Des Moines home construction dipped dramatically in 2020

Illustration of a pattern of houses, most of them cut out with emptiness behind them.
Illustration: Brendan Lynch/Axios

Home development dipped by nearly 50% in Des Moines last year as compared to 2019, city permit records obtained by Axios show.

  • Permits issued through November of this year are ahead of 2020 numbers, but still well below the 2019 level.

Why it matters: Some developers are questioning whether a zoning overhaul approved by the city in late 2019 is to blame.

What they're saying: Dan Knoup, executive officer of the Home Builders Association of Des Moines (HBA), told Axios that the 2019 zoning changes are too restrictive.

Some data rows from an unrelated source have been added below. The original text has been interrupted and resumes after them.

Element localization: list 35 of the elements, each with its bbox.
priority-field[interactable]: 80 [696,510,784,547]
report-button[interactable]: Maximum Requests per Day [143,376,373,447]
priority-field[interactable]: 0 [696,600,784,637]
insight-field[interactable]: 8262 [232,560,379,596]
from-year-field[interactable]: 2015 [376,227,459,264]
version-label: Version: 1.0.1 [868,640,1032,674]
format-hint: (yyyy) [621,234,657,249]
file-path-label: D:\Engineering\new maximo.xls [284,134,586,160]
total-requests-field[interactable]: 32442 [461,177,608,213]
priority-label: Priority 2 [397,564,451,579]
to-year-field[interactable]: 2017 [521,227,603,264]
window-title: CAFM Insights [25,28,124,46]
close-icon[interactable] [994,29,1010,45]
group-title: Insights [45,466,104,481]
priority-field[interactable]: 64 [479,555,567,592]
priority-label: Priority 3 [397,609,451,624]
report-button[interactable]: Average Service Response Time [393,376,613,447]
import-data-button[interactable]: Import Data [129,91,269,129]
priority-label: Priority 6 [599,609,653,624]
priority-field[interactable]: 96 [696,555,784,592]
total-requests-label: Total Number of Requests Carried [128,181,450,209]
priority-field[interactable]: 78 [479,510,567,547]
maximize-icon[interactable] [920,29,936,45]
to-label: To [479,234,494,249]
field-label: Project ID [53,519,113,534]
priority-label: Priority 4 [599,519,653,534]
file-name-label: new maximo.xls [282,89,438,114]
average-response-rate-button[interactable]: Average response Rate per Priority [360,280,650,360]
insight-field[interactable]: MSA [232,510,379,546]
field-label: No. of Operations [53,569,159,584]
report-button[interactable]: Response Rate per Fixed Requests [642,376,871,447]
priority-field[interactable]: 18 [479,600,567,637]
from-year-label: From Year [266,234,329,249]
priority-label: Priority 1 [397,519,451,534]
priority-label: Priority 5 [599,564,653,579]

The other side: Michael Ludwig, the deputy director of DSM's Development Services Department, called 2019 an exceptional year, when the pace of construction more than doubled.

  • The most recent trends are more typical of DSM's housing patterns, he said.

Yes, but: DSM's dip countered national trends and occurred while home construction in most of the metro continued to grow, according to permit data collected by the HBA.

  • Metrowide permits for single-family dwellings and townhouses increased by almost 22%, from 3,613 to 4,398 last year, according to HBA data shared with Axios.

Between the lines: Des Moines also approved changes to its tax abatement program last month that will narrow incentives for projects started after the end of this year if they don't meet enhanced efficiency standards.

  • Additionally, an all-electric requirement intended to eliminate the use of fossil fuels will be considered next year as a condition for future tax abatement qualification.

The big picture: DSM leaders are trying to encourage smarter building practices and plan better for the city's future.

  • The zoning rewrite in 2019 was the first in almost 60 years and it is intended to work alongside the city's long-term development plan.
  • New flood reduction requirements are part of a larger metro movement that has also been approved in Clive, Windsor Heights, Waukee, Urbandale and Johnston.

The bottom line: Lots of factors play into development but Des Moines' housing construction dip deserves ongoing review.

  • The city's development dial may need further tuning.